Des témoins ont déclaré jeudi que l’avance de l’armée était ralentie par les tireurs embusqués des paramilitaires, postés sur des immeubles dans ce qui fut le quartier des affaires et du gouvernement. D’autres témoins ont signalé des affrontements autour du pont de Soba, point d’entrée clé du sud-est de la capitale. Selon la source militaire, les troupes de l’est du pays « sont sur le point de faire leur jonction avec les forces venant de l’Etat d’Al-Jazira », juste au sud de la capitale.

Après la reprise de Wad Madani, capitale d’Al-Jazira, en janvier, l’armée a brisé un siège d’environ deux ans des FSR sur son quartier général et repoussé les paramilitaires jusqu’aux confins de Khartoum-Nord. La guerre a fait des dizaines de milliers de victimes, déraciné 12 millions de personnes et provoqué une crise humanitaire majeure.

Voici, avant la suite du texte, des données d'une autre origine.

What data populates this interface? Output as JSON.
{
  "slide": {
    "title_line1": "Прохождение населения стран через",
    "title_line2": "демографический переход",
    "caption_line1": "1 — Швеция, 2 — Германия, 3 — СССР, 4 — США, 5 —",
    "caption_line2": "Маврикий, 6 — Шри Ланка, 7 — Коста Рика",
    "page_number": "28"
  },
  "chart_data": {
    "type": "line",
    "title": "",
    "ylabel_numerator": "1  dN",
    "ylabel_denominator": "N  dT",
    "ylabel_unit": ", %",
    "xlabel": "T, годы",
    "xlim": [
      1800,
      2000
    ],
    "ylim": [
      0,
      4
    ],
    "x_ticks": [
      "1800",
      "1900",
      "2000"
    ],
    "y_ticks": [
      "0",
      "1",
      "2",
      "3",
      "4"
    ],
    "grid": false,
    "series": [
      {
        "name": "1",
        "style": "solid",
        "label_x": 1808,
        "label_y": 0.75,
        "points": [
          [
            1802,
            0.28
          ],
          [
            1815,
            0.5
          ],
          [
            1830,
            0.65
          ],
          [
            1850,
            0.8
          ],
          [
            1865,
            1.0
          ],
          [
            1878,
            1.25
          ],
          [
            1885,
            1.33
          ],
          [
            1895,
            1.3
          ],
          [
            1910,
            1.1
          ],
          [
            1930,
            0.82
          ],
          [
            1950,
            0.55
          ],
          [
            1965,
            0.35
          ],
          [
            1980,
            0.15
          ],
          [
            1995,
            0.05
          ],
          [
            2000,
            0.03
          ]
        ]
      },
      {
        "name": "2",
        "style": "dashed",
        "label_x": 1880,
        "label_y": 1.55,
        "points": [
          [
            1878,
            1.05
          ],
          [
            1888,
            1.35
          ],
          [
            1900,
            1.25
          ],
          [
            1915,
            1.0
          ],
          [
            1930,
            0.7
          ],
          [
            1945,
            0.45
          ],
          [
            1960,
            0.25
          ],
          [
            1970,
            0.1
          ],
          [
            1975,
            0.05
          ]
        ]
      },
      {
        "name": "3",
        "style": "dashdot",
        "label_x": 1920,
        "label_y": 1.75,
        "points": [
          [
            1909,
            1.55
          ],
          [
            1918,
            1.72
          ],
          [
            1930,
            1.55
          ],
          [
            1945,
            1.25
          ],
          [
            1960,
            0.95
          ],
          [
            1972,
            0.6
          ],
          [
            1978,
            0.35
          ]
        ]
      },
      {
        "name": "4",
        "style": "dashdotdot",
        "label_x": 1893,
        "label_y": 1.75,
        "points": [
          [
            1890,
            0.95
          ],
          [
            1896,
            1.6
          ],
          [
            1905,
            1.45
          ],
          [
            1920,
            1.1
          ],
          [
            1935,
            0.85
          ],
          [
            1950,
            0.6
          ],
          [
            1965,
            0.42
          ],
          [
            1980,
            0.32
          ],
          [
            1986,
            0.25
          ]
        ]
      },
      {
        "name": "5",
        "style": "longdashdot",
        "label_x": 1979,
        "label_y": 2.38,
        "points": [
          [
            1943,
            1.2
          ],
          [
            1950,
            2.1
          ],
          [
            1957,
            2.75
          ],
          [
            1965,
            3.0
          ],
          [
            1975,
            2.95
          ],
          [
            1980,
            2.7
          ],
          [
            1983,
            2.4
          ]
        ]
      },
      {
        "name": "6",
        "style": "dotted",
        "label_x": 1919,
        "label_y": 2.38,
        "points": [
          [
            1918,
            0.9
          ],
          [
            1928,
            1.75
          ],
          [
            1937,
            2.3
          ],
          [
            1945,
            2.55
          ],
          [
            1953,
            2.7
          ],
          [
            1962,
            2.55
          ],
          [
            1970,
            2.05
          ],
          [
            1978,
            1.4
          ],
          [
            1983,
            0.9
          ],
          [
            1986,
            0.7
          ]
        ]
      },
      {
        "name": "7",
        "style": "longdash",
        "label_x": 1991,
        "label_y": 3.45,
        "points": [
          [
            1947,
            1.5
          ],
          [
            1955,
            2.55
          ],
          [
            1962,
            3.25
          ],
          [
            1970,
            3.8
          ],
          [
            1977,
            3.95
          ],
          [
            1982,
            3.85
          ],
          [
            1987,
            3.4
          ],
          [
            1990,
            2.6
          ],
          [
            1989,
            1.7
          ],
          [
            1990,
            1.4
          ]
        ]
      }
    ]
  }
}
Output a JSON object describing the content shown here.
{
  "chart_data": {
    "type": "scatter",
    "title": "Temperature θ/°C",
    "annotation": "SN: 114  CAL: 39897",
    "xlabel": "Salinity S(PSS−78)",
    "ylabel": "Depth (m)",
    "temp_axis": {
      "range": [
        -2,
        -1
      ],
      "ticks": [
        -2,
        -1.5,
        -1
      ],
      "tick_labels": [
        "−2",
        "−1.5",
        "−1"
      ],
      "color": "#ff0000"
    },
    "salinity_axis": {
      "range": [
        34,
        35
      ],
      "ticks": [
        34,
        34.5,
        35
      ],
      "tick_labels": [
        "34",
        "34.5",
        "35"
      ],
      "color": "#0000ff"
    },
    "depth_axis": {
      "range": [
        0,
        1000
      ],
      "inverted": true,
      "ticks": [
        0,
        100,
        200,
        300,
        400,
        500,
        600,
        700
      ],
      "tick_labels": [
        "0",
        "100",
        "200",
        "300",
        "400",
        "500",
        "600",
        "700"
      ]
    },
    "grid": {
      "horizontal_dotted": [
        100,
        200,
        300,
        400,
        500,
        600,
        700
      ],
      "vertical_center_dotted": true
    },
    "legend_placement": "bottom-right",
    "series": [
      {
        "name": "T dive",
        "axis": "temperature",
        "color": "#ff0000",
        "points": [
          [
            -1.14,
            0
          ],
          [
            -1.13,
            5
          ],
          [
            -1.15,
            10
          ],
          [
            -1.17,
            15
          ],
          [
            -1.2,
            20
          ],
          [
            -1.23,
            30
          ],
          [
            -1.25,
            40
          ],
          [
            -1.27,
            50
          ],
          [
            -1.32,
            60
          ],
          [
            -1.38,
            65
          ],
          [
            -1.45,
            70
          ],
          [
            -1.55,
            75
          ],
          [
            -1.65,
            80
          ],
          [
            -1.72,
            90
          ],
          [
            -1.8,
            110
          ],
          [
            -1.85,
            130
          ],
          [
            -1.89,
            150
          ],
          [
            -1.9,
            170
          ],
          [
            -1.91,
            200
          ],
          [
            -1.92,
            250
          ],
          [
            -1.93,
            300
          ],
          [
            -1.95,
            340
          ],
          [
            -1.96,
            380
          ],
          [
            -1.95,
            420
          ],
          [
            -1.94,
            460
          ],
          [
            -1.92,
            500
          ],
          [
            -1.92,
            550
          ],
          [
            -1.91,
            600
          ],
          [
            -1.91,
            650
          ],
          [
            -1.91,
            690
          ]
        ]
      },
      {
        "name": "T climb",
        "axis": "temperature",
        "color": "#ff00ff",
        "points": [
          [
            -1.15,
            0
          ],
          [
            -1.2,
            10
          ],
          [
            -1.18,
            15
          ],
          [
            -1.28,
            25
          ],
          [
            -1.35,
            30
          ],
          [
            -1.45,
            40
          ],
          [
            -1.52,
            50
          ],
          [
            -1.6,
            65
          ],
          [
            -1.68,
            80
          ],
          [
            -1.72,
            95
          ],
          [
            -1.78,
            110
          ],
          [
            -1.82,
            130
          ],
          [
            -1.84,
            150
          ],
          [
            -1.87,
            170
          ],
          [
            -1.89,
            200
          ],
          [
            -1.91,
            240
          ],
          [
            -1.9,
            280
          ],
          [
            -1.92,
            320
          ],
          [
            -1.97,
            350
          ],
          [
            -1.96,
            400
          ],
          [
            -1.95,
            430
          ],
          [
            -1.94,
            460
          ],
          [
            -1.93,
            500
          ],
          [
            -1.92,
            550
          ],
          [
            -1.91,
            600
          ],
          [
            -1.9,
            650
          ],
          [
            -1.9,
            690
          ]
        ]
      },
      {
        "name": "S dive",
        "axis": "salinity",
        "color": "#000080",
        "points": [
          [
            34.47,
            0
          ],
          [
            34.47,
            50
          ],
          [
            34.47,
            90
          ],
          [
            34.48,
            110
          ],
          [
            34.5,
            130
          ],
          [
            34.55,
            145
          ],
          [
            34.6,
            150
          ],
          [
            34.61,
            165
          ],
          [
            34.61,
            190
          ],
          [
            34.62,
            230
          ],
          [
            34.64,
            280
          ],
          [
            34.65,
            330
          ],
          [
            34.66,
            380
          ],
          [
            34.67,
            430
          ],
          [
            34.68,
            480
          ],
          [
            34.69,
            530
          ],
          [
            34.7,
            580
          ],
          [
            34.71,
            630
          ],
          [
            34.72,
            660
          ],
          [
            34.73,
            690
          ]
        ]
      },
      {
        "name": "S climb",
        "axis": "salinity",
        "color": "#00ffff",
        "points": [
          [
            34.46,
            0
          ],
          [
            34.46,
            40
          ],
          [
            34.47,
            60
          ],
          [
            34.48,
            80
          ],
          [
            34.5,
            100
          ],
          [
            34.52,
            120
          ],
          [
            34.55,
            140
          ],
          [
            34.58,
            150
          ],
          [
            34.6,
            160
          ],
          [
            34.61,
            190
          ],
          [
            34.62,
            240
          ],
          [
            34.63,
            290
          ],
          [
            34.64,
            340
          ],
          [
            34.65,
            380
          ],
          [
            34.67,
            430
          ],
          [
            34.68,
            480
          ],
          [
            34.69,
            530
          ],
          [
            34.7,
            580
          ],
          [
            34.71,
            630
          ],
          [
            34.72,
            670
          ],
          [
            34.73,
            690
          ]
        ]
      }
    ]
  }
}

Après avoir reculé au début du conflit, l’armée semble avoir inversé la tendance, mais ces derniers jours, des affrontements dans ce que l’organisation Médecins sans frontières (MSF) a qualifié de « guerre contre la population » ont fait de nombreuses victimes. Les équipes de MSF ont pris « en charge un afflux massif de blessés par la guerre dans les Etats de Khartoum, Darfour-Nord et Darfour-Sud », a-t-elle indiqué dans un communiqué.

A Nyala, capitale du Darfour-Sud, contrôlée par les FSR, les frappes aériennes de l’armée ont tué 57 personnes en deux jours cette semaine, tandis que 21 autres ont été blessées. Un médecin de MSF travaillant dans l’hôpital au moment des frappes a affirmé : « Nous avons senti le bâtiment trembler. Aux urgences, la situation était terrible. Il y avait du sang partout, certains patients souffraient de fractures, d’autres avaient des membres arrachés. » Les mêmes scènes se sont produites à l’hôpital Al-Nao d’Omdurman, touché à plusieurs reprises par des bombardements cette semaine, ainsi qu’à l’hôpital de campagne du camp de déplacés de Zamzam (Darfour-Nord), frappé par la famine.
Famine dans la capitale

Jeudi, les FSR ont arrêté le directeur de l’hôpital al-Bashair de Khartoum – dernier établissement partiellement fonctionnel de la région – ainsi que le responsable d’une soupe populaire et un volontaire local, selon la salle d’intervention d’urgence du quartier de South Belt dans la capitale. La salle d’intervention d’urgence rassemble des centaines de groupes de bénévoles coordonnant l’aide d’urgence.

Au moins 106 000 personnes souffriraient de famine dans la capitale, selon le système de classification de la sécurité alimentaire soutenu par l’ONU, et 3,2 millions de personnes supplémentaires souffrent de la faim à un niveau critique.

Khartoum a été un champ de bataille clé dans la guerre, avec au moins 3,6 millions de civils fuyant les violences, selon l’ONU. Une enquête de la London School of Hygiene and Tropical Medicine a révélé que 26 000 personnes ont été tuées dans la seule capitale entre avril 2023 et juin 2024.